Fiberglass/wood: Salt is an abrasive, so don’t expect the shine or polish on your hull to last as long as it did in your freshwater days. Salt, coupled with foot traffic, is also more likely to scratch the deck. Dry crystals also act as miniature magnifying lenses for the sun and will damage brightwork if they’re not washed off with freshwater.
Marine-grade quality counts. Automotive-grade hardware, popularly used in inland areas, won’t last long in Florida waters. “It might work on Lake Ontario but it’s not going to work on the Gulf of Mexico,” Sherman says. The corrosion can also lead to unsightly brown rust weeping from mounting screws.
Salt in the bilge is more corrosive than freshwater to metal and electrical connections, so keep the bilge as dry as possible. Bilge-pump connections in particular may corrode quickly, and you may need to reseal them.
Don’t Forget The Trailer
Saltwater trailer boaters dunk their rig every time they launch, and again when they retrieve. Although the exposure to seawater is relatively brief, trailers need the same freshwater wash down as the boats they transport. Frame: Boat-trailer frames are constructed of either galvanized steel or aluminum, with the latter being far more resistant to saltwater corrosion.
The hardware that bolts the aluminum frames together, however, should be made from stainless steel rather than galvanized. Corrosion will occur quicker with cheaper materials.
Drum brakes are less expensive to install and cheaper to maintain than disc brakes, but their design allows water to pool inside the drum every time it’s submerged and will remain there until it evaporates. Specially designed flush kits are recommended and will extend the life of your drum brakes. Disc brakes, on the other hand, can be accessed and flushed easier.
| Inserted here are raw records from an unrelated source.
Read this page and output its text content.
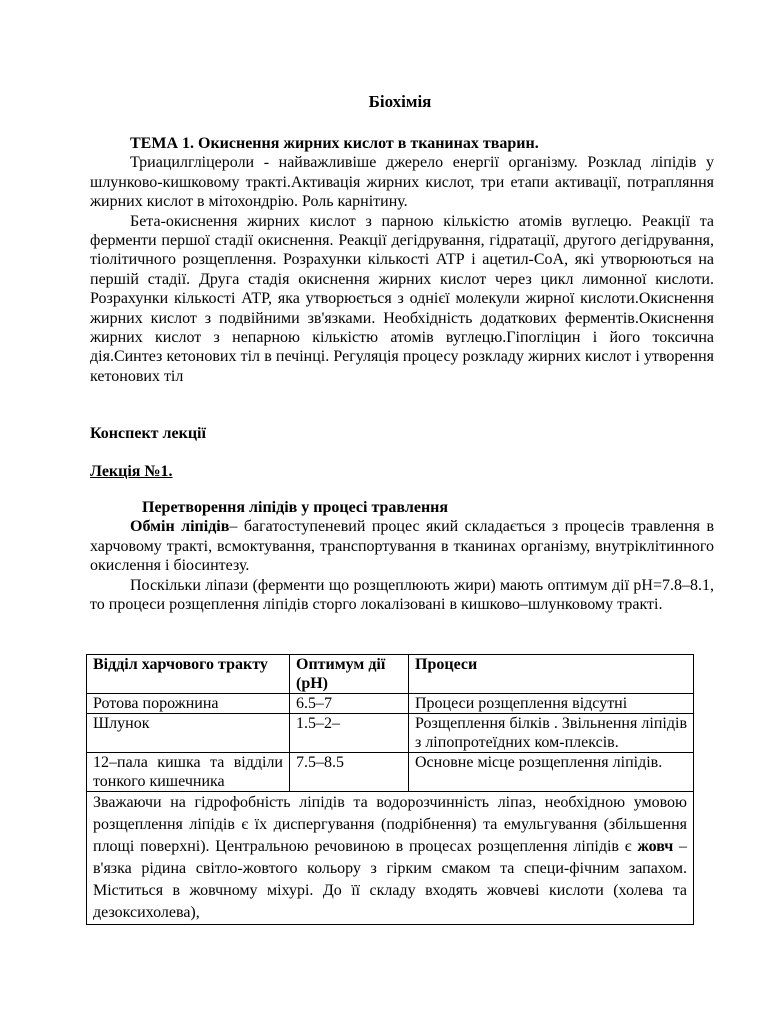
Біохімія

ТЕМА 1. Окиснення жирних кислот в тканинах тварин.

Триацилгліцероли - найважливіше джерело енергії організму. Розклад ліпідів у шлунково-кишковому тракті.Активація жирних кислот, три етапи активації, потрапляння жирних кислот в мітохондрію. Роль карнітину.

Бета-окиснення жирних кислот з парною кількістю атомів вуглецю. Реакції та ферменти першої стадії окиснення. Реакції дегідрування, гідратації, другого дегідрування, тіолітичного розщеплення. Розрахунки кількості АТР і ацетил-СоА, які утворюються на першій стадії. Друга стадія окиснення жирних кислот через цикл лимонної кислоти. Розрахунки кількості АТР, яка утворюється з однієї молекули жирної кислоти.Окиснення жирних кислот з подвійними зв'язками. Необхідність додаткових ферментів.Окиснення жирних кислот з непарною кількістю атомів вуглецю.Гіпогліцин і його токсична дія.Синтез кетонових тіл в печінці. Регуляція процесу розкладу жирних кислот і утворення кетонових тіл

Конспект лекції
Лекція №1.

Перетворення ліпідів у процесі травлення

Обмін ліпідів– багатоступеневий процес який складається з процесів травлення в харчовому тракті, всмоктування, транспортування в тканинах організму, внутріклітинного окислення і біосинтезу.

Поскільки ліпази (ферменти що розщеплюють жири) мають оптимум дії pH=7.8–8.1, то процеси розщеплення ліпідів сторго локалізовані в кишково–шлунковому тракті.

Відділ харчового тракту	Оптимум дії (pH)	Процеси
Ротова порожнина	6.5–7	Процеси розщеплення відсутні
Шлунок	1.5–2–	Розщеплення білків . Звільнення ліпідів з ліпопротеїдних ком-плексів.
12–пала кишка та відділи тонкого кишечника	7.5–8.5	Основне місце розщеплення ліпідів.
Зважаючи на гідрофобність ліпідів та водорозчинність ліпаз, необхідною умовою розщеплення ліпідів є їх диспергування (подрібнення) та емульгування (збільшення площі поверхні). Центральною речовиною в процесах розщеплення ліпідів є жовч – в'язка рідина світло-жовтого кольору з гірким смаком та специ-фічним запахом. Міститься в жовчному міхурі. До її складу входять жовчеві кислоти (холева та дезоксихолева),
When the day on the water ends, wash down the boat and trailer as soon as possible (within a few hours at least). When the boat is clean, move onto the trailer. Hose down the trailer frame and hardware, lights, under the wheel fenders and axle underneath. Give extra attention to the brakes, springs, wiring connectors, and other vulnerable areas. A dab of silicone grease can keep connectors from corroding. Visual inspection of your trailer should be a routine, checking for worn parts, rust, and corrosion — and don’t forget the trailer lights. Besides a rinse after each launch, periodically remove the lenses and check for signs of corrosion.